2016年10月12日水曜日

マーフィー『学校で教えない大恐慌・ニューディール』


大恐慌を起こした「大きな政府」

俗説によれば、大恐慌発生時の米大統領フーバー(共和党)は自由放任を信じ、経済対策をやらなかったため不況を深刻にしたという。本書が示すとおり、それは嘘である。フーバーは「大きな政府」を信じ、それが大恐慌を引き起こした。

フーバーは株価暴落直後の1929年11月、金融業者や実業家をホワイトハウスに集め、賃金水準の維持を呼びかけ、同意を勝ち取った。物価の下落によって実質賃金は大きく上昇する。企業は雇用を抑え、失業率の上昇をもたらした。

フーバーは農民を助けるためとして、1930年に施行したスムート・ホーレー関税法で何千もの輸入品に高い関税をかけた。この結果、外国人は米国の輸出品を買うドルが少なくなり、純輸出産業だった米国農業は皮肉にも最も苦しんだ。

フーバーは就任後最初の2年間で政府歳出を42%も増やした。これは自由放任の神話とは裏腹に、教科書的ケインジアンの景気刺激策である。
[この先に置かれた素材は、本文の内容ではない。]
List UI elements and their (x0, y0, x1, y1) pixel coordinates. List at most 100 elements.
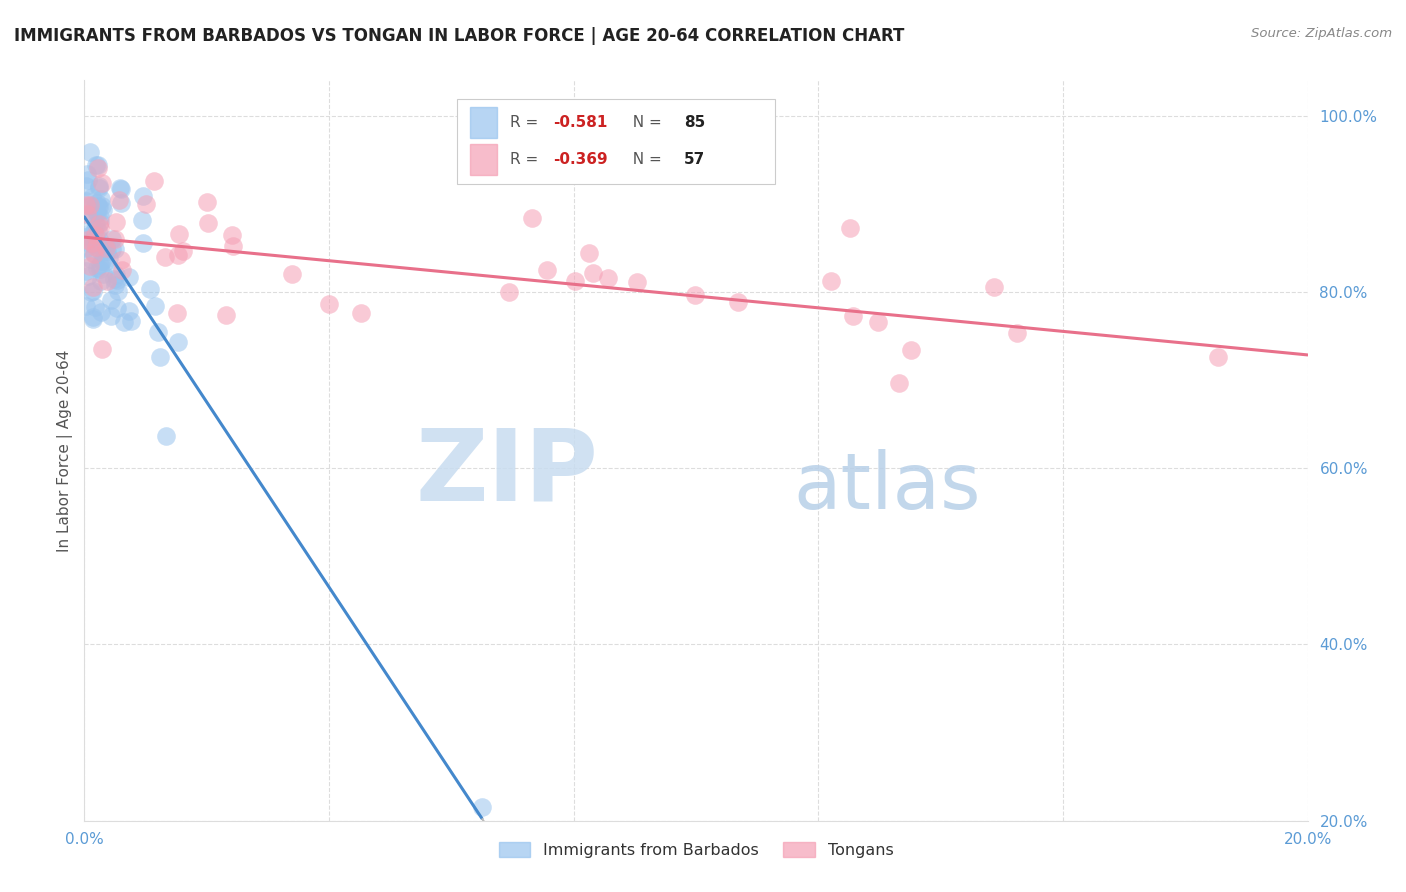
Point (75, 208, 97, 222)
Text: IMMIGRANTS FROM BARBADOS VS TONGAN IN LABOR FORCE | AGE 20-64 CORRELATION CHART: IMMIGRANTS FROM BARBADOS VS TONGAN IN LA… (14, 27, 904, 45)
Text: R =: R = (510, 115, 543, 130)
Point (197, 216, 219, 230)
Point (107, 301, 129, 315)
Point (87, 181, 110, 195)
Point (107, 284, 129, 298)
Point (83, 247, 105, 261)
Point (75, 264, 97, 278)
Point (222, 238, 245, 252)
Point (166, 334, 188, 349)
Point (90, 244, 112, 259)
Point (464, 158, 486, 172)
Point (83, 224, 105, 238)
Point (149, 351, 172, 365)
Point (91, 254, 114, 268)
Point (80, 252, 103, 267)
Point (132, 235, 155, 250)
Point (87, 178, 110, 193)
Point (111, 262, 134, 277)
Text: -0.369: -0.369 (553, 152, 607, 167)
Point (685, 288, 707, 302)
Point (146, 325, 169, 339)
Point (887, 376, 910, 390)
Point (626, 275, 648, 289)
Point (215, 308, 238, 322)
Point (79, 260, 101, 274)
Point (100, 310, 122, 324)
Point (91, 268, 114, 282)
Point (76, 167, 98, 181)
Point (110, 253, 132, 268)
Point (80, 190, 103, 204)
Point (350, 306, 373, 320)
Bar (470, 144, 496, 175)
Point (89, 220, 111, 235)
Point (91, 202, 114, 217)
Point (87, 158, 110, 172)
Point (87, 161, 110, 175)
Point (520, 211, 543, 225)
Point (83, 300, 105, 314)
Point (98, 251, 121, 265)
Point (96, 241, 118, 255)
Point (1208, 351, 1230, 365)
Point (96, 274, 118, 288)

しかし失業率は下がるどころか、20%以上に上昇。フーバーはケインジアン政策を放棄した。

フーバーの政策は自由放任からかけ離れていた。規模は小さいものの、むしろルーズベルトのニューディール政策とよく似ている。皮肉にもルーズベルトは大統領候補時代、フーバーの政策を「もっとも向う見ずで放蕩に満ちたもの」と批判した。

主流派経済学に異を唱えるオーストリア学派経済学の入門書としても、すぐれた一冊である。